ITP treatment may be conceptually divided into rescue therapy and maintenance therapy. The objective of rescue therapy is a swift rise in platelet count in a patient with active hemorrhage, a high risk for bleeding, or need for a critical procedure. In selecting rescue therapy, a premium is placed on rapidity of response with relatively less regard for durability of response, patient convenience, or safety and tolerability with long-term use. Maintenance therapy, in contrast, is given with the goal of achieving a sustained platelet response while minimizing short- and long-term treatment-related toxicity. Goals and standard treatment options for rescue and maintenance therapy are summarized in Table 1.

Table 1

Goals and standard treatment options for rescue and maintenance therapy

Management of the patient with ITP whose platelet count does not respond to standard therapy (Table 1) can be frustrating and terrifying for clinicians and patients, particularly if there is active bleeding or severe thrombocytopenia. The purpose of this article is to summarize our approach to the management of children and adults with primary ITP who do not respond to or cannot tolerate standard maintenance therapy (ie, splenectomy). Much of the evidence in this area is limited to case reports and uncontrolled series.1 There are few direct comparisons of different treatment strategies. Where evidence is available, it is cited. Suggestions are otherwise based on our experience and opinions.

What is refractory ITP?

An International Working Group (IWG) defined refractory ITP as disease that does not respond to or relapses after splenectomy and that requires treatment to reduce the risk of clinically significant bleeding.2 The American Society of Hematology ITP Guidelines endorsed this definition as a means of identifying the most severely affected patients.3 Given that splenectomy remains the surest means of “curing” ITP with long-term complete platelet response rates of 60% to 70%,4,5 this characterization remains pertinent.

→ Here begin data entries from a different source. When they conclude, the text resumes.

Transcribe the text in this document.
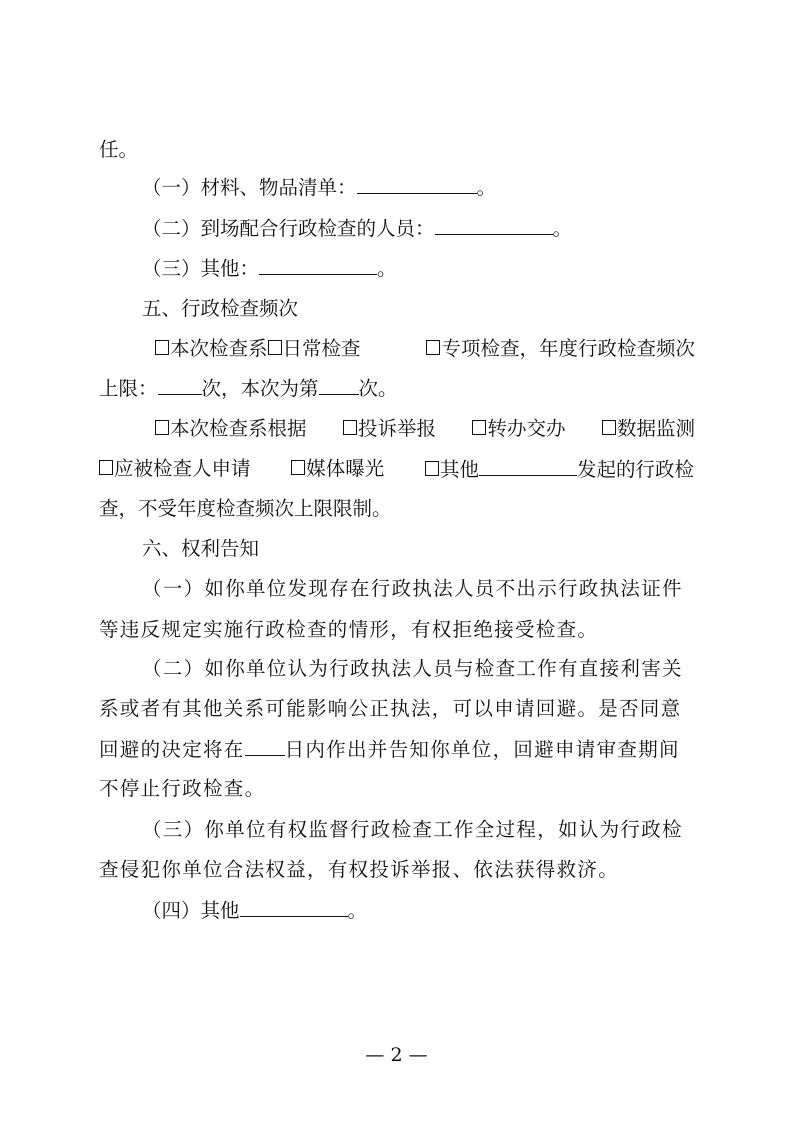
任。
（一）材料、物品清单：	。
（二）到场配合行政检查的人员：	。
（三）其他：	。
五、行政检查频次
本次检查系 日常检查	专项检查，年度行政检查频次
上限： 次，本次为第 次。
本次检查系根据	投诉举报	转办交办	数据监测
应被检查人申请	媒体曝光	其他	发起的行政检
查，不受年度检查频次上限限制。
六、权利告知
（一）如你单位发现存在行政执法人员不出示行政执法证件
等违反规定实施行政检查的情形，有权拒绝接受检查。
（二）如你单位认为行政执法人员与检查工作有直接利害关
系或者有其他关系可能影响公正执法，可以申请回避。是否同意
回避的决定将在 日内作出并告知你单位，回避申请审查期间
不停止行政检查。
（三）你单位有权监督行政检查工作全过程，如认为行政检
查侵犯你单位合法权益，有权投诉举报、依法获得救济。
（四）其他	。
— 2 —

Nevertheless, several limitations of the IWG definition2 must be acknowledged. First, it may not be applicable to certain patient populations such as children, those with significant comorbidities, and those unwilling to undergo splenectomy. In these patients, avoidance of splenectomy may be desirable or even necessary. Indeed, the IWG acknowledged that it was unable to achieve consensus on the definition of refractory disease in children.2 Second, the IWG definition stipulates that treatment be deemed necessary for bleeding symptoms or presumed high risk of bleeding. It is conceivable that, for some patients, the indication for treatment after splenectomy failure might relate to something other than bleeding symptoms such as improvement in health-related quality of life (HRQoL).6,7 HRQoL is a multidimensional construct that focuses on the impact of health on physical, mental, social, and emotional functioning.8 Third, the IWG classification does not include refractoriness to rescue therapy.

Herein, we use a broader definition of refractoriness than the IWG does. Regarding patients refractory to maintenance therapy, we include not only patients who require treatment to mitigate bleeding risk after splenectomy but also patients who are unable or disinclined to undergo splenectomy and patients in whom the primary objective of treatment is improvement in HRQoL.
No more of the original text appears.